Part 2 of 2 Parts (Please read Part 1 first)
There are other ways to create antimatter. That's where Ryan Weed focused his work. Weed's design involves positrons, the antimatter version of an electron.
NASA has also proposed designs for antimatter propulsion that use magnets to separate antimatter particles from particles of regular matter as part of the process. Weed said that positrons “are several thousand times lighter than antiprotons and don't pack quite as much punch when annihilating.” Their advantage is that they occur naturally and don't need a giant accelerator and billions of dollars to create.
Weed's antimatter propulsion system is designed to use krypton-79 which is an isotope of the element krypton that naturally emits positrons.
The Weed engine system would first gather high-energy positrons from krypton-79 and then direct them toward a layer of regular matter. This would produce annihilation energy. That energy would then produce a powerful fusion reaction to generate thrust for the spacecraft.

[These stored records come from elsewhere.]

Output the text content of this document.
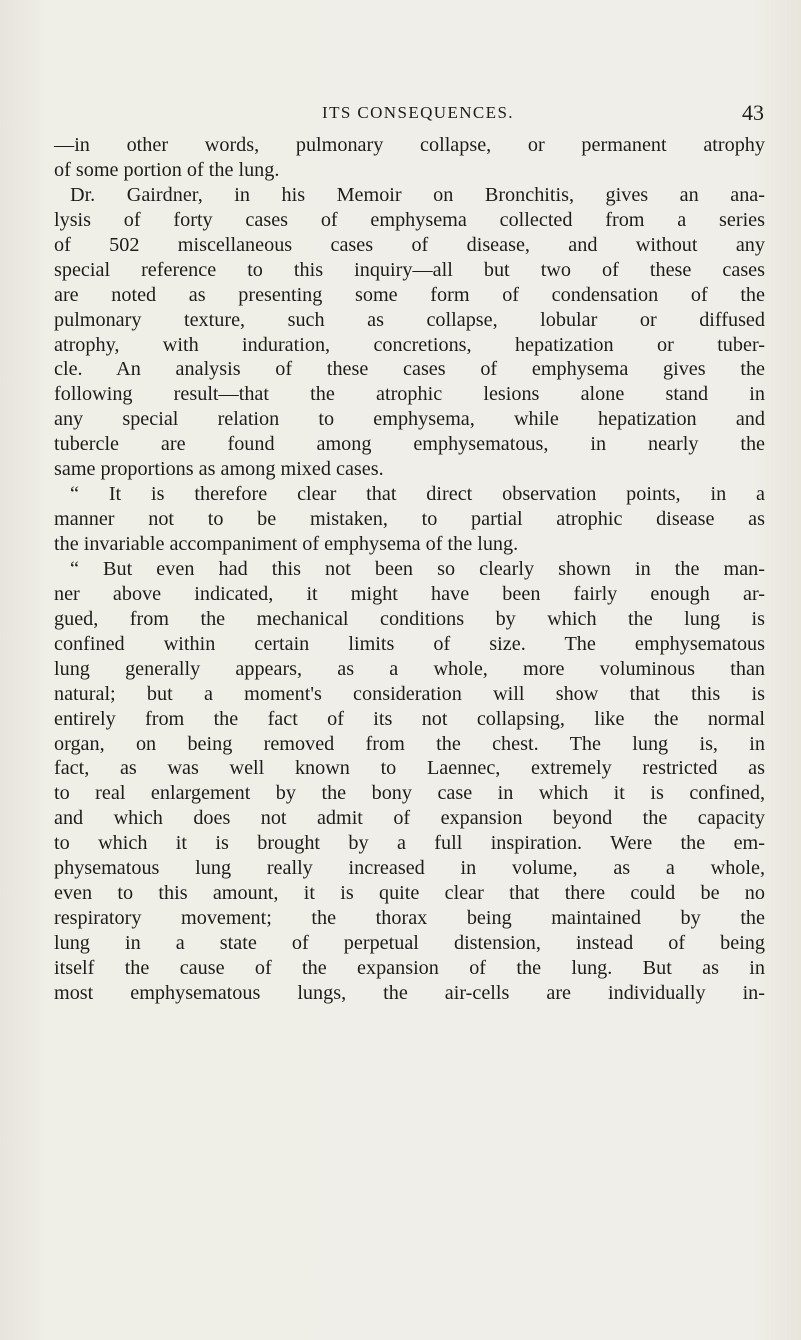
ITS CONSEQUENCES.	43
—in other words, pulmonary collapse, or permanent atrophy
of some portion of the lung.
Dr. Gairdner, in his Memoir on Bronchitis, gives an ana-
lysis of forty cases of emphysema collected from a series
of 502 miscellaneous cases of disease, and without any
special reference to this inquiry—all but two of these cases
are noted as presenting some form of condensation of the
pulmonary texture, such as collapse, lobular or diffused
atrophy, with induration, concretions, hepatization or tuber-
cle. An analysis of these cases of emphysema gives the
following result—that the atrophic lesions alone stand in
any special relation to emphysema, while hepatization and
tubercle are found among emphysematous, in nearly the
same proportions as among mixed cases.
“ It is therefore clear that direct observation points, in a
manner not to be mistaken, to partial atrophic disease as
the invariable accompaniment of emphysema of the lung.
“ But even had this not been so clearly shown in the man-
ner above indicated, it might have been fairly enough ar-
gued, from the mechanical conditions by which the lung is
confined within certain limits of size. The emphysematous
lung generally appears, as a whole, more voluminous than
natural; but a moment's consideration will show that this is
entirely from the fact of its not collapsing, like the normal
organ, on being removed from the chest. The lung is, in
fact, as was well known to Laennec, extremely restricted as
to real enlargement by the bony case in which it is confined,
and which does not admit of expansion beyond the capacity
to which it is brought by a full inspiration. Were the em-
physematous lung really increased in volume, as a whole,
even to this amount, it is quite clear that there could be no
respiratory movement; the thorax being maintained by the
lung in a state of perpetual distension, instead of being
itself the cause of the expansion of the lung. But as in
most emphysematous lungs, the air-cells are individually in-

While positrons may be less expensive to obtain than more powerful forms of antimatter, they are difficult to harness. They are highly energetic and need to be slowed down, or “moderated.” Building a prototype engine to test in space is still too expensive, Weed said.
This is the case for all antimatter propulsion designs. During decades of research, scientists have proposed dozens of antimatter engine concepts, none of which have come to fruition.
In 1953, Austrian physicist Eugen Sänger proposed a “photon rocket” design that would run on positron annihilation energy. Since the '80s, there has been talk of thermal antimatter engines. These would use antimatter to heat liquid, gas, or plasma to provide thrust.
“It's not sci-fi, but we aren't going to see it flying until there is a significant 'mission-pull,'” Weed said about his engine design.
Paul M. Sutter is an astrophysicist and host of “Ask a Spaceman” podcast. To construct Weed's antimatter engine at the scale of a starship, he said, “the devil's in the engineering details. We're talking about a device that harnesses truly enormous amounts of energy, requiring exquisite balance and control..
In general, that enormous amount of energy is another obstacle preventing us from revolutionizing space travel. Steve Howe is a physicist who worked on antimatter concepts with NASA in the '90s. He said that during testing, “if something goes wrong, these are big explosions. So we need an ability to test high energy density systems somewhere that don't threaten the biosphere, but still allow us to develop them. He thinks the moon would make a good testing base. “And if something goes wrong, you melted a piece of the moon, and not Earth.”
Antimatter tends to bring out the imagination in everyone who works with it. Sutter said, “But, we need crazy but plausible ideas to make it further into space, so it's worth looking into.
Weed echoes the Sutter’s sentiment, saying that “until there is a compelling reason to get to the Kuiper Belt, the Solar Gravitational Lens, or Alpha Centauri really quickly or perhaps trying to return large asteroids for mining, progress will continue to be slow in this area.”